What's Next for Weatherization--Pioneers in Community Energy Leadership
The weatherization network has leveraged $1 billion in funding exclusive of ARRA, on a $250 million annual federal investment from the U.S. DOE. "That's a strategy that cannot stop," according to Adams, "we must continue to provide the best product that we can. It's time to start monitoring ourselves and policing our work to generate even more savings."
There are no silver bullets, but despite lots of new "friends" who have been attracted by the weatherization network funds, the ARRA, and ARRA-funded Weatherization Innovation Pilot programs, have helped to spur more partnerships that will help Community Action Agencies get more homes weatherized without ARRA subsidies.
For example, in western Washington state, the Opportunity Council CAA has launched the Community Energy Challenge: providing community-wide access to quality energy efficient residential retrofits, job creation, small business development assistance for OC/CEC graduates and former employees. OC/CEC has obtained community development financing from a range of financial partners, making energy efficiency accessible, affordable, and attractive.
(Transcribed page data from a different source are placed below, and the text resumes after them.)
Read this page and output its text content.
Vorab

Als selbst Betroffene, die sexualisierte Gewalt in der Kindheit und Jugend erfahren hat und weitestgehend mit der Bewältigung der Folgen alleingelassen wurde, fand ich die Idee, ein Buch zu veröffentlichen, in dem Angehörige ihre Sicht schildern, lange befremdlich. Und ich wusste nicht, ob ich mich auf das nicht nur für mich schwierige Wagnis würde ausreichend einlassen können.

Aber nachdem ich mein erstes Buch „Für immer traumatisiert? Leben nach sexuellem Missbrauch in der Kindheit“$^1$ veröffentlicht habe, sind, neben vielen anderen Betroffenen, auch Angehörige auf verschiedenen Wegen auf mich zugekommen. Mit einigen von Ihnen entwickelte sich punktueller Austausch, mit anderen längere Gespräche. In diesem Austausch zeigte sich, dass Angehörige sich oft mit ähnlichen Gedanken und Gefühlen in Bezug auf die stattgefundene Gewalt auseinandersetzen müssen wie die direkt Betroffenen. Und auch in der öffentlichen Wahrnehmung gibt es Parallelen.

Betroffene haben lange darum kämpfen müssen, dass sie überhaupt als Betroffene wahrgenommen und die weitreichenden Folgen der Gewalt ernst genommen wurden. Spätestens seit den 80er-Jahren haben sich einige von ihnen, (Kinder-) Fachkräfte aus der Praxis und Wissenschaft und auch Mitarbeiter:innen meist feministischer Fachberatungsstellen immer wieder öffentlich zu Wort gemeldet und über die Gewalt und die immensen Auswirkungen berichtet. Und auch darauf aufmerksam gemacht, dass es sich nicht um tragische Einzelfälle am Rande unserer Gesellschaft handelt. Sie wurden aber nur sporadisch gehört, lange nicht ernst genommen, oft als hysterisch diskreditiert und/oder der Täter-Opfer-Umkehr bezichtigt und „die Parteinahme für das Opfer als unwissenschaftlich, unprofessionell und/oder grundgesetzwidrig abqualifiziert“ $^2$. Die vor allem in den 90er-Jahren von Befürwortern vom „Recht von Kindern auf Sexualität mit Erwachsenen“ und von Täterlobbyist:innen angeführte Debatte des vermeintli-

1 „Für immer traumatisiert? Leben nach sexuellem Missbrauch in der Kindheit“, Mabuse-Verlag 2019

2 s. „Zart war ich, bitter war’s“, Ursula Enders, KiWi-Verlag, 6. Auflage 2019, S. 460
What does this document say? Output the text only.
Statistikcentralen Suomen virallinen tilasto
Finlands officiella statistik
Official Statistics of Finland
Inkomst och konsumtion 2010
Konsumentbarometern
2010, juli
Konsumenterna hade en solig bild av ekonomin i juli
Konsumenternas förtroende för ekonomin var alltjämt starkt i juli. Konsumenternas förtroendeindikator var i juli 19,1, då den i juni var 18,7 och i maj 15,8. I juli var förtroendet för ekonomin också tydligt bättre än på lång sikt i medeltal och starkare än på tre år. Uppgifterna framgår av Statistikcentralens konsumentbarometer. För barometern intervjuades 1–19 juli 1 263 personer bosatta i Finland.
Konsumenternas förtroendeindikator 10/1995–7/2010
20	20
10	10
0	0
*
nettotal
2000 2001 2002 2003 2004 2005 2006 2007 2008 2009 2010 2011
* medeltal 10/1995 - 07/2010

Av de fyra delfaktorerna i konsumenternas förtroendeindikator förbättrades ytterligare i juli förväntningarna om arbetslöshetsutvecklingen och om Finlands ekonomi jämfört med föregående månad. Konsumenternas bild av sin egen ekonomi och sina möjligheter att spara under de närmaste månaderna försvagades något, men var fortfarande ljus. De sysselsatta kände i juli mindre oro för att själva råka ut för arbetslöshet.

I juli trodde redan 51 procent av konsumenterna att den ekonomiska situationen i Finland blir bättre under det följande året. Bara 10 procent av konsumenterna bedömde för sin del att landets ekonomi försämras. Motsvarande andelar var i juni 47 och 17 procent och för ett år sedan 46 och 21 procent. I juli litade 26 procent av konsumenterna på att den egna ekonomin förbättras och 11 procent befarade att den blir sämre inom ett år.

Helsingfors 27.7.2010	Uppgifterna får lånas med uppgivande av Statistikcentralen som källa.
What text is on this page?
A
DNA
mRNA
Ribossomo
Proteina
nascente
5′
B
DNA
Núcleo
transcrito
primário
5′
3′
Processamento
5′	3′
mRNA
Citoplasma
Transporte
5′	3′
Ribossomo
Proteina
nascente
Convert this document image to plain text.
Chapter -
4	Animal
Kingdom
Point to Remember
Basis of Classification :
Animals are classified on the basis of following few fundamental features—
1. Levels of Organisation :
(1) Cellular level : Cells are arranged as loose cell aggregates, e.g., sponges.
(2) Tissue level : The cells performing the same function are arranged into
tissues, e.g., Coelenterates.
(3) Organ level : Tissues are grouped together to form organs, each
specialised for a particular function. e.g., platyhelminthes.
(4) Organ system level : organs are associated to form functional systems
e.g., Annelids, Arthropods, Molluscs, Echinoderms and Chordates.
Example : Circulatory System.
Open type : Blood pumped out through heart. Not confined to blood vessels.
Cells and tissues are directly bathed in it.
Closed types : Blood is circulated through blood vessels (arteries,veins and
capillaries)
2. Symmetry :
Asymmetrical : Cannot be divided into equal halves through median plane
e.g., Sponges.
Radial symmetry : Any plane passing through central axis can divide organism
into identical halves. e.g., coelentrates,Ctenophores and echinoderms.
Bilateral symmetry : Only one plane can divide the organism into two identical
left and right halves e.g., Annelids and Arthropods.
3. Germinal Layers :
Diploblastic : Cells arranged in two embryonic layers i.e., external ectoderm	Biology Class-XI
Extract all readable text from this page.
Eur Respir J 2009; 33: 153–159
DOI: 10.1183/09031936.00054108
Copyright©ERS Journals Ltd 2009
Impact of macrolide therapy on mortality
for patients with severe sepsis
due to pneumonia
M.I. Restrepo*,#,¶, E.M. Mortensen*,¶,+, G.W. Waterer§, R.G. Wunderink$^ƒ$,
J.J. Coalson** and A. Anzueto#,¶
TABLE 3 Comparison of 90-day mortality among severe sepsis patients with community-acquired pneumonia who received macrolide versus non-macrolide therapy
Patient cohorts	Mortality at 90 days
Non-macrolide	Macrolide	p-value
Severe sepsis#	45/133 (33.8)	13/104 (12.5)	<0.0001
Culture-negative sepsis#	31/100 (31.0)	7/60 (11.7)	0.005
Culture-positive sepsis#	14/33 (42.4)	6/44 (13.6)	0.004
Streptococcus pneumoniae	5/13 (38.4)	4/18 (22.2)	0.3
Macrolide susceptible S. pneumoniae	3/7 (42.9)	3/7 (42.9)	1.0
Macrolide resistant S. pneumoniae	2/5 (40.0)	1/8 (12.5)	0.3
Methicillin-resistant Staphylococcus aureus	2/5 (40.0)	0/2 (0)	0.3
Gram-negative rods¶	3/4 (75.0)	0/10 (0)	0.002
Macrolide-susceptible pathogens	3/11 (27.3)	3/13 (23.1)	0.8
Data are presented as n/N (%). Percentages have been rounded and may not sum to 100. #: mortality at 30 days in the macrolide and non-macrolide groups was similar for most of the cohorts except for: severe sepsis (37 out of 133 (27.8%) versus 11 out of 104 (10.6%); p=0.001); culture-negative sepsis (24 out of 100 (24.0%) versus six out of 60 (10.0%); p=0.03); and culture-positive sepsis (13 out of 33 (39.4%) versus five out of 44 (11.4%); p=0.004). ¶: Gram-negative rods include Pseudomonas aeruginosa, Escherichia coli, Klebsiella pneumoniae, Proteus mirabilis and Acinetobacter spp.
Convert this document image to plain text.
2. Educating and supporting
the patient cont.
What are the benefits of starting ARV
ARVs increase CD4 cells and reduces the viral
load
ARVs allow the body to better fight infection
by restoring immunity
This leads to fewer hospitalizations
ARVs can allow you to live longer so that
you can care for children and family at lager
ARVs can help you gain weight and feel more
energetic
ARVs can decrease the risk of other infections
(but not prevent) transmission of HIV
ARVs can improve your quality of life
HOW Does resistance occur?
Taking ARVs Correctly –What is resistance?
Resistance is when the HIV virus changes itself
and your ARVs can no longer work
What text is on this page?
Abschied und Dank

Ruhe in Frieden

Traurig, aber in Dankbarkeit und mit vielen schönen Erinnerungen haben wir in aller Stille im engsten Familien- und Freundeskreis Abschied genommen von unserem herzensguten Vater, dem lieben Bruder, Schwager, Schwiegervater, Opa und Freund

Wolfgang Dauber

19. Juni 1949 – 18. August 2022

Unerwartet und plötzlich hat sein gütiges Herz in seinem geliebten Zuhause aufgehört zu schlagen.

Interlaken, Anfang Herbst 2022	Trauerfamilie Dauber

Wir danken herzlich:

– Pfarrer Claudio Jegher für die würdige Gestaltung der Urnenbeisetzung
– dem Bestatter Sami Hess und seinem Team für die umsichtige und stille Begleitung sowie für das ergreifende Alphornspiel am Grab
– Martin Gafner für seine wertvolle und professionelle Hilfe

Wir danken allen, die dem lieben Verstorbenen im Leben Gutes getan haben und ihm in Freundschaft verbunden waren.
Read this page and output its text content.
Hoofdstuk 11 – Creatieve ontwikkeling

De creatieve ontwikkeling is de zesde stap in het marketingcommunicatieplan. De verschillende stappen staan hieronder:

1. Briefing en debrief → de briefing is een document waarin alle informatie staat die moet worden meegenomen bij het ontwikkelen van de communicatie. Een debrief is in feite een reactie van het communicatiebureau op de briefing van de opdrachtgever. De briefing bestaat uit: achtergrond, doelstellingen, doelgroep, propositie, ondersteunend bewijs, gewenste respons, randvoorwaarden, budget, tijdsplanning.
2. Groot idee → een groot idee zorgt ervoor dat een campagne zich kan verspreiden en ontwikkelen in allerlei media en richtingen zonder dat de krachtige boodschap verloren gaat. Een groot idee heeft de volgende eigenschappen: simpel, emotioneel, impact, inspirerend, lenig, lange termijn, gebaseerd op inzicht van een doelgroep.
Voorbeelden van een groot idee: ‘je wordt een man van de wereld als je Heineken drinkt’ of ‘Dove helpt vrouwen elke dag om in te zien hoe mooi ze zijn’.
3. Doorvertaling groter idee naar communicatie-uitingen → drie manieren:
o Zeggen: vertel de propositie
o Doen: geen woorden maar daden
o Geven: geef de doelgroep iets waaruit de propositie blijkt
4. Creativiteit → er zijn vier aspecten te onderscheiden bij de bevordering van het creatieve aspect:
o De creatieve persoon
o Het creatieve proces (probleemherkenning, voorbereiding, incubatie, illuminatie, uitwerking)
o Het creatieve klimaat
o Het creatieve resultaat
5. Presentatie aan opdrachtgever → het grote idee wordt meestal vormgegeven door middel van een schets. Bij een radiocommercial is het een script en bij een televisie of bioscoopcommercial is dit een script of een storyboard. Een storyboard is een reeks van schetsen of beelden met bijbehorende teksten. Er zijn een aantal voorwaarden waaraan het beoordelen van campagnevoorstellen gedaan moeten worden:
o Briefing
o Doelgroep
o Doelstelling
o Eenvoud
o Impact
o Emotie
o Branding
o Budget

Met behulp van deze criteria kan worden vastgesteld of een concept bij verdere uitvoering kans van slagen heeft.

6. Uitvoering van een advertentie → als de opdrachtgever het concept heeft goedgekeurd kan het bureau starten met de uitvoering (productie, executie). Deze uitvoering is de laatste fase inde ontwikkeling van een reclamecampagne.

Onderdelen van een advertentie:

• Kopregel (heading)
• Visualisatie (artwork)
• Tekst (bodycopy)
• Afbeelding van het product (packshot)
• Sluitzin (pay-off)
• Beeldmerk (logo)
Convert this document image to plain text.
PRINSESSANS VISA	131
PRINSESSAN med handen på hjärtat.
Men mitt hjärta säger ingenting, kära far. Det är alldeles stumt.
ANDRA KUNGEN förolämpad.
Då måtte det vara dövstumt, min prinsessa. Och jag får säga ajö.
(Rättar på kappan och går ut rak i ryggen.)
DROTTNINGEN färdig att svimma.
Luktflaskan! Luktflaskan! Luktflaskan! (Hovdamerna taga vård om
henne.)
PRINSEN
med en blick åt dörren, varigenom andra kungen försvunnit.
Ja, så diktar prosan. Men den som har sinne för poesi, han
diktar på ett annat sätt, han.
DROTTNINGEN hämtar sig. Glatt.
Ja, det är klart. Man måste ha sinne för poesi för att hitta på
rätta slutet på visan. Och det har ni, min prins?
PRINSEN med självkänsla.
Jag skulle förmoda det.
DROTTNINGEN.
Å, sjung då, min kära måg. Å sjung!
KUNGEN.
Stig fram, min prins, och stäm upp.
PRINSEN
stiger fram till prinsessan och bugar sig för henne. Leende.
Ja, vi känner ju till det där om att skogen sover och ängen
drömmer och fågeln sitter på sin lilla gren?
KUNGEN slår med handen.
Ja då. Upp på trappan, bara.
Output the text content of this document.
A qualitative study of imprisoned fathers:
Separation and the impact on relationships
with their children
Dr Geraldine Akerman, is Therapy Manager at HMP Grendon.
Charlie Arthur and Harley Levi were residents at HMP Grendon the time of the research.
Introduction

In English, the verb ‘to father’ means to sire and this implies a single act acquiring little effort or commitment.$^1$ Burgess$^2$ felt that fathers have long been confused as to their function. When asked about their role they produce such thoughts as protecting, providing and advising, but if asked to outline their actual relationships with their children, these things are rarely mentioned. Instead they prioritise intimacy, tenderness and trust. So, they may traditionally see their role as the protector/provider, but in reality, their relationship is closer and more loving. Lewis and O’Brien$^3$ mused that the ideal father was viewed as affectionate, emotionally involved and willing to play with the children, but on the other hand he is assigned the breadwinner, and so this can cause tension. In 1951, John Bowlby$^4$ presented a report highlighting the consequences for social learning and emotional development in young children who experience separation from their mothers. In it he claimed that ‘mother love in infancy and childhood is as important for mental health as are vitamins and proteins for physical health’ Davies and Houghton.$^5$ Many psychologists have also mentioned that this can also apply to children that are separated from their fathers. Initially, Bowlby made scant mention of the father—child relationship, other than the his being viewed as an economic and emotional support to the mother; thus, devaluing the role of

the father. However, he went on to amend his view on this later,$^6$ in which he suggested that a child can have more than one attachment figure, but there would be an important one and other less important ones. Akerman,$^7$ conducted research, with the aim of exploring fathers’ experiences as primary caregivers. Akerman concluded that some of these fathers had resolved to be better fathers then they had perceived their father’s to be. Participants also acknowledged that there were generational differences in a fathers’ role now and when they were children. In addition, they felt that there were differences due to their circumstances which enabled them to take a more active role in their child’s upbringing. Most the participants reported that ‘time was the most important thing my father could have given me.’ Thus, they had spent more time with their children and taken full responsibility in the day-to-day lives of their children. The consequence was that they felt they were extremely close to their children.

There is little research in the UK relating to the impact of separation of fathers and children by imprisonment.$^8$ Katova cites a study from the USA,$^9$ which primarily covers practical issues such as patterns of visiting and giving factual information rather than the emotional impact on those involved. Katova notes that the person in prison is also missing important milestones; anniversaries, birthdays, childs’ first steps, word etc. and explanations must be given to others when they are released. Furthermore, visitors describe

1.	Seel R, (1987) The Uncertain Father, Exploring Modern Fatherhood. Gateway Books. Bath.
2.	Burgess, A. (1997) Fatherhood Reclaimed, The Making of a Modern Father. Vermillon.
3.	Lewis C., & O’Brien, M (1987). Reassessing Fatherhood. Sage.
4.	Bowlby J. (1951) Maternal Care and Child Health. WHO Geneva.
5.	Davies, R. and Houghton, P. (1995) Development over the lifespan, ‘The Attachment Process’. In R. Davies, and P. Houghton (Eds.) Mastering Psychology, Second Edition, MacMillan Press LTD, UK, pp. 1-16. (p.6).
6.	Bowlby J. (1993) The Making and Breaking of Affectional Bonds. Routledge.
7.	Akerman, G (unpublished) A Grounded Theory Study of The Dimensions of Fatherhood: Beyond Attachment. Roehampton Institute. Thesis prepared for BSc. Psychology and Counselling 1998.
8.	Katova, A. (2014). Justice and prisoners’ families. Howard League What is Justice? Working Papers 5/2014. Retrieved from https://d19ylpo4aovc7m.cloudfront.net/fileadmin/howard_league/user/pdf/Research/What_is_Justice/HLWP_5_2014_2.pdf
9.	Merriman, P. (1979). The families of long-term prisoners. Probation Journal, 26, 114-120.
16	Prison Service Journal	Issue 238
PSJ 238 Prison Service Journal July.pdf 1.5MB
Energy efficiency has become a new path for OC's engagement with their community.
Sustainable Energy Resources for Consumers
As a DOE Sustainable Energy Resources for Consumers (SERC) grantee, Duane Yoder, with the Oakland, Maryland-based Garrett County Community Action Committee, plans to install wind, solar and geothermal upgrades on weatherized homes and provide training to low and very low income families to help them identify costs for operating their renewable energy systems. Duane wants to build the capacity of local contractors to install and maintain residential renewable energy systems, and test the appropriateness of different systems relevant to local types of housing. Duane plans to use the data and experience gained from the SERC program to support county renewable energy objectives, and to test market renewable systems in Central Appalachia.
But what happens after SERC? Duane is working with county economic development planners on how to grow energy businesses, learning how to package financing products (loans, tax/carbon credits, grants), and collaborating on a community college workforce development curriculum. Duane's goal is to make GCCAC a rural energy leader, using natural gas drilling taxes to support renewable energy education. "We want the natural gas fund to finance 100% of homes eligible for weatherization," said Duane. Duane sees the SERC program as part of the county's asset development strategy, and he also plans to leverage SERC into renewable energy businesses that will support GCCAC's own properties.
In the post-ARRA world, CAP/CAC's are developing pioneering partnerships with utilities, local governments, nonprofits and educational institutions. They're using loan loss reserve funds from energy efficient community block grants and driving residential retrofit demand through social marketing of energy efficiency. These partnerships involve tackling multiple regulatory, social and financial barriers, but as Edward Jennings, Jr., Southeast Regional Administrator for HUD stated, "It won't get done if you don't do it. It has never been more important. President Obama is only asking for your all."